To compliment this narrative, traditional basketry and weaving techniques combined with old textiles, found and collected, create pieces which hang in the balance between fashion and craft. These items are repurposed as an appreciation of the skill and proficiency required to manufacture such pieces by hand. This collection is a celebration of works of female virtuosity and domestic skill in a rapidly industrialised landscape. Reminding people of the past and the traditions of previous generations. Reviving traditional crafts, placing value back on intricately crafted wearables.

www.laoisecareystudio.com

Pearl Reddington – Knitwear

Pearl is a contemporary Irish knitwear designer based in Dublin.

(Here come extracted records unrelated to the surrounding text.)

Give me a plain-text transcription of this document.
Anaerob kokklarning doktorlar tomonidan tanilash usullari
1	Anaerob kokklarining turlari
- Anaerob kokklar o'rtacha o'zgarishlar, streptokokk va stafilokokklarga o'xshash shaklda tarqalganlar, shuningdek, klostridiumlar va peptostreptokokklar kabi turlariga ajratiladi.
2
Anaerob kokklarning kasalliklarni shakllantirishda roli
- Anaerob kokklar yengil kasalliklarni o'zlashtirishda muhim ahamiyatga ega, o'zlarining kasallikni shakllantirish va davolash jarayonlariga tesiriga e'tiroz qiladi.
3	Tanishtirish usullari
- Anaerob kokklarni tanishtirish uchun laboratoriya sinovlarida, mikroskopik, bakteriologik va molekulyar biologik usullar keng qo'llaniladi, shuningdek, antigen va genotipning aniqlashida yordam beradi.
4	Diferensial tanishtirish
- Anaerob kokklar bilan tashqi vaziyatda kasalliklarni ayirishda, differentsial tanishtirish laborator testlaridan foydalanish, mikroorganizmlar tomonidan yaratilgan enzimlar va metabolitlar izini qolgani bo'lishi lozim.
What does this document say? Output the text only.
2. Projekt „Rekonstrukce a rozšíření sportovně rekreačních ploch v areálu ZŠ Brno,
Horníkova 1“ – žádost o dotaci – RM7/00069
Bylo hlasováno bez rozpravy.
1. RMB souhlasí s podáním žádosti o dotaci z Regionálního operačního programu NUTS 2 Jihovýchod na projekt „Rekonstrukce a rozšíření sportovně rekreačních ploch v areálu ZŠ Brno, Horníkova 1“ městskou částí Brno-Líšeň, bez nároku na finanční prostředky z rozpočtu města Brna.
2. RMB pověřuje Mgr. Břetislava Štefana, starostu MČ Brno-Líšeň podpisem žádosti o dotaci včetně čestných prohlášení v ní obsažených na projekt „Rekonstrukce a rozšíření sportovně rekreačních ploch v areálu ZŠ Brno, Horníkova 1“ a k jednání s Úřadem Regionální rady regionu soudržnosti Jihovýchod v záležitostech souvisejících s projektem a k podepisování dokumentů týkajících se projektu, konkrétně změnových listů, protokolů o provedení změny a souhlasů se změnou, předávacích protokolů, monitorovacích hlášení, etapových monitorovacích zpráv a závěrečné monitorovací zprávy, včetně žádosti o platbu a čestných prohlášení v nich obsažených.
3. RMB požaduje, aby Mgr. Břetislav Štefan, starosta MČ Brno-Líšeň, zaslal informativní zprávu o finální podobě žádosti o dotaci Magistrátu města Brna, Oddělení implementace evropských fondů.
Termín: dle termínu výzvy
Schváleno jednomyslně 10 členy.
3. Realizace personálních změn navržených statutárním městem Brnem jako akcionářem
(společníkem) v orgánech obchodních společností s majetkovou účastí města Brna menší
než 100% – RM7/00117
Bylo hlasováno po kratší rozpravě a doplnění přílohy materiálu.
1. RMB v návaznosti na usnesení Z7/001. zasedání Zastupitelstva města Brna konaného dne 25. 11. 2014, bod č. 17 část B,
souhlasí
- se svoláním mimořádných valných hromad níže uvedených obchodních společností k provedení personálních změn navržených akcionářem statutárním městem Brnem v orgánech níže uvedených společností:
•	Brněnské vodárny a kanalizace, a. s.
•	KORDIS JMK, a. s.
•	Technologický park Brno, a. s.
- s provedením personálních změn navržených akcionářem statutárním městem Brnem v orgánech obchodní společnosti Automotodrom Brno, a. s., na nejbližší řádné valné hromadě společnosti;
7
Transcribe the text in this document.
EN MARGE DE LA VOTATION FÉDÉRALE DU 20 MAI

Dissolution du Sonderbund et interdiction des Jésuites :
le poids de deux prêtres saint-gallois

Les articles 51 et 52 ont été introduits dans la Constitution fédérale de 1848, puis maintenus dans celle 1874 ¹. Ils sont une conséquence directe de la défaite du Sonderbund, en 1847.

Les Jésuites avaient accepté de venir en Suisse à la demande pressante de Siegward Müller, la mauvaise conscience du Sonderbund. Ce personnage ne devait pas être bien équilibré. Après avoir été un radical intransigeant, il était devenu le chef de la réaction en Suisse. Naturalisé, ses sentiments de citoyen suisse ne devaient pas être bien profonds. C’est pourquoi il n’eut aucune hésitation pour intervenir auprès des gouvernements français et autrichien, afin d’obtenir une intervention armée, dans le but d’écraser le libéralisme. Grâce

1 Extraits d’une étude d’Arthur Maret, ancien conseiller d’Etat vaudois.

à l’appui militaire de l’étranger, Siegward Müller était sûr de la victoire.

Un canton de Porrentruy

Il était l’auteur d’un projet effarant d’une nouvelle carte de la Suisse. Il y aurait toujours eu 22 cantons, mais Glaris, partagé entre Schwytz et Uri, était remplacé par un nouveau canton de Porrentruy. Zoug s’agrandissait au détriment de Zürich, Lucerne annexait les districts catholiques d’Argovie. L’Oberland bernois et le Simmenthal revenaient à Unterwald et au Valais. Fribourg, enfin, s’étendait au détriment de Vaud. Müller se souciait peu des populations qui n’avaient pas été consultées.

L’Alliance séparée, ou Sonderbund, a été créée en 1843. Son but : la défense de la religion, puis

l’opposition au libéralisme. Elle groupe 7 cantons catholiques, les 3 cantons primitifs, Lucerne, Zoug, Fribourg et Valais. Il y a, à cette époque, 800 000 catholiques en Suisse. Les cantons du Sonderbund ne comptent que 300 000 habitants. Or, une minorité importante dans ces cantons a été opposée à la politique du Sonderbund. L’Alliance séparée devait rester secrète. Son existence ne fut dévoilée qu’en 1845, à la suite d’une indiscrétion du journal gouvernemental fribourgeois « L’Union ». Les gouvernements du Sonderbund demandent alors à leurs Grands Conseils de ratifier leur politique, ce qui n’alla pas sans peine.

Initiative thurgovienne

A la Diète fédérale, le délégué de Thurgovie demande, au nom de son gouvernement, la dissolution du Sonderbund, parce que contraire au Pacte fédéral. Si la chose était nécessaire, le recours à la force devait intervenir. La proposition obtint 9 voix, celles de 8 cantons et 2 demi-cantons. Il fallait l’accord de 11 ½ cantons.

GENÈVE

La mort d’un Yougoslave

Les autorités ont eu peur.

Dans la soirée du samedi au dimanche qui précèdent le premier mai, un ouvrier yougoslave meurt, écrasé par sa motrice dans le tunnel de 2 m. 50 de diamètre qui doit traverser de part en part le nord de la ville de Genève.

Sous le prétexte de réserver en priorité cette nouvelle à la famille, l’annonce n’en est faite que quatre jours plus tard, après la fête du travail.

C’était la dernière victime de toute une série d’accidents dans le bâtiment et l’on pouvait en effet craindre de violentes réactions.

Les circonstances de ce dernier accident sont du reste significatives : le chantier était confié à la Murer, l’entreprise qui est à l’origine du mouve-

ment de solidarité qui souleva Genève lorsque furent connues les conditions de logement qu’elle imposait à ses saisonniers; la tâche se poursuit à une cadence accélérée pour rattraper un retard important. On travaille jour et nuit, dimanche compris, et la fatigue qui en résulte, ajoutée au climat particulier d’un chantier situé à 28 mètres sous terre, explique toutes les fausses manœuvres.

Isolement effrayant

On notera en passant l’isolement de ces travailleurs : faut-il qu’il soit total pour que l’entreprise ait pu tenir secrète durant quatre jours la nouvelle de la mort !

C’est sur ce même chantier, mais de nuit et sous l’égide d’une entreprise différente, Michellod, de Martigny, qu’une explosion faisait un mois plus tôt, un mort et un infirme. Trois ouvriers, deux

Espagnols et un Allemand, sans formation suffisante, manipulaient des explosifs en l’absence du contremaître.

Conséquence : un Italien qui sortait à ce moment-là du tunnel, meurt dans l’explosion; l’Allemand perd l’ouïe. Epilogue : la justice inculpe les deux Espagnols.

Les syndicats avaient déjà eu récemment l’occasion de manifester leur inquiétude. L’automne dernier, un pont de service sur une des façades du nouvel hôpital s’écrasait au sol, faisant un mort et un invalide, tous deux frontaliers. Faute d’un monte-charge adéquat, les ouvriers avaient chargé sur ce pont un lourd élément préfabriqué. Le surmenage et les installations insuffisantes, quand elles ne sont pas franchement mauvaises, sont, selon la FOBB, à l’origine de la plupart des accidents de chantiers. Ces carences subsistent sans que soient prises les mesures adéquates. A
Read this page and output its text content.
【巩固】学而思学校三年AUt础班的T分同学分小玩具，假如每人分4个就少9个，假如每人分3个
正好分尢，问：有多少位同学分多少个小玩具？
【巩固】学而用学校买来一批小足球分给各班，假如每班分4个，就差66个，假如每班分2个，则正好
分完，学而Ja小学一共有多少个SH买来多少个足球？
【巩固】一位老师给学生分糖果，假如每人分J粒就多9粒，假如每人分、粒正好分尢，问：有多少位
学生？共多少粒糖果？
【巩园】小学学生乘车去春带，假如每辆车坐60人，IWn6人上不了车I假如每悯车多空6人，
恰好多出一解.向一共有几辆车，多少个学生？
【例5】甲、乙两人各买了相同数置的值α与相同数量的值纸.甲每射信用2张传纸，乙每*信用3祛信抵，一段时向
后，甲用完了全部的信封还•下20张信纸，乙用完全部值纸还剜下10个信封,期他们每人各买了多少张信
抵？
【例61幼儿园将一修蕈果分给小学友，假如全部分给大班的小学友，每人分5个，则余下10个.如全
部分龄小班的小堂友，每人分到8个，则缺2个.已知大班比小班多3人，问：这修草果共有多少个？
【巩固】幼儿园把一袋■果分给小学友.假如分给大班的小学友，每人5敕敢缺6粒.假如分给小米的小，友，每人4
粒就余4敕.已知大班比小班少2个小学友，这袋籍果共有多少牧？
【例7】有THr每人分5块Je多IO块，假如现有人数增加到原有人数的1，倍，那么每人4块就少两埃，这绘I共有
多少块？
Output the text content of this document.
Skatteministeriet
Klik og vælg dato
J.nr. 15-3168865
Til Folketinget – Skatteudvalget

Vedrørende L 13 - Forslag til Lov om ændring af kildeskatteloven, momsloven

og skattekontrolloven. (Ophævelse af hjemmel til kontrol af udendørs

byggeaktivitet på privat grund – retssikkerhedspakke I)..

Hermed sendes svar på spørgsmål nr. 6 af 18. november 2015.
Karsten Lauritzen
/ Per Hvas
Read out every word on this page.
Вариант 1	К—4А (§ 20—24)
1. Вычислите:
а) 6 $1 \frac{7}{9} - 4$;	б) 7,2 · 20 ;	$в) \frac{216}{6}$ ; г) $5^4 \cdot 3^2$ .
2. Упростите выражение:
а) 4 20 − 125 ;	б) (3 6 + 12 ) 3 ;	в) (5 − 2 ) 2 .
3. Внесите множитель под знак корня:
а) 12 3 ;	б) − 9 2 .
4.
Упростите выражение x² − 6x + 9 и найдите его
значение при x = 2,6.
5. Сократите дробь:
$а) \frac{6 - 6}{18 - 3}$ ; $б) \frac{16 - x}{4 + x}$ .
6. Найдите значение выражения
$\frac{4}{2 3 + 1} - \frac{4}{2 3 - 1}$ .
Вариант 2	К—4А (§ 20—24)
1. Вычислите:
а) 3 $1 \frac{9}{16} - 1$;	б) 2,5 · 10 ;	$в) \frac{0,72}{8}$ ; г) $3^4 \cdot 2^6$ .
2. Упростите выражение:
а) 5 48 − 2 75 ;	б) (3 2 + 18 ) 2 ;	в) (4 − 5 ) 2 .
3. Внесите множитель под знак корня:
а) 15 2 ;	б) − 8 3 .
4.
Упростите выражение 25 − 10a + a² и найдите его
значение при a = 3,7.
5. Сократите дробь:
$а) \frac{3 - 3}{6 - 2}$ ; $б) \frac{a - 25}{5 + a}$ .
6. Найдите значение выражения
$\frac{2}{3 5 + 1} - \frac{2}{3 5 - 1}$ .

Her designs bridge the gap between the traditional and the modern, combining luxury Irish wools with cutting-edge knit techniques. Each bespoke garment is crafted individually by hand to ensure a meticulous attention to detail and high-end finish. She uses heritage yarns mainly sourced from Donegal where they spin a traditional merino wool that forms the bulk of her collections. This ensures not only the wonderful quality, but also the essential sustainability of her designs.
Accessible to all, her target market is design conscious individuals who appreciate hand craft and ethical fashion and want to invest in an authentic one-off piece of Irish design.
A key design inspiration for her is the incursion of the industrial into the natural environment. The continual consideration of these elements has culminated into her distinctive collections to date. Through subtly coloured, natural fibres contrasted with urban shots of neon, she investigates the clash between the industrial and the native Irish landscape. Fusing innovation with the luxury of natural materials to create edgy contemporary but warm and comfortable designs.

www.pearlreddington.com

Pierce Healy – Jewellery / Objects

Pierce is a craftsperson with a passion for illustrative mark making, and he believes his work is a continuum of this idea, often manifested as intricate and complex engravings and the interplay of texture and light.
He is intrigued by the synergy between the hands, head and heart while making. Within his practice he harnesses intaglio mark making textures, reflecting both natural landscapes and the landscape of the everyday. He likes to experiment with each piece and is driven by a curiosity, a study that informs the next piece in perpetuity.
He is fascinated by the capacity of jewellery to embody people’s stories and to facilitate storytelling and often seeks to harness subversive humour as a communication device in his work. In addition, he is interested in the notion that jewellery serves as a second skin, everyday armour. When worn, it takes on additional meaning and becomes something other worldly, as it takes on the scratches, dings and stories of the wearer’s adventures.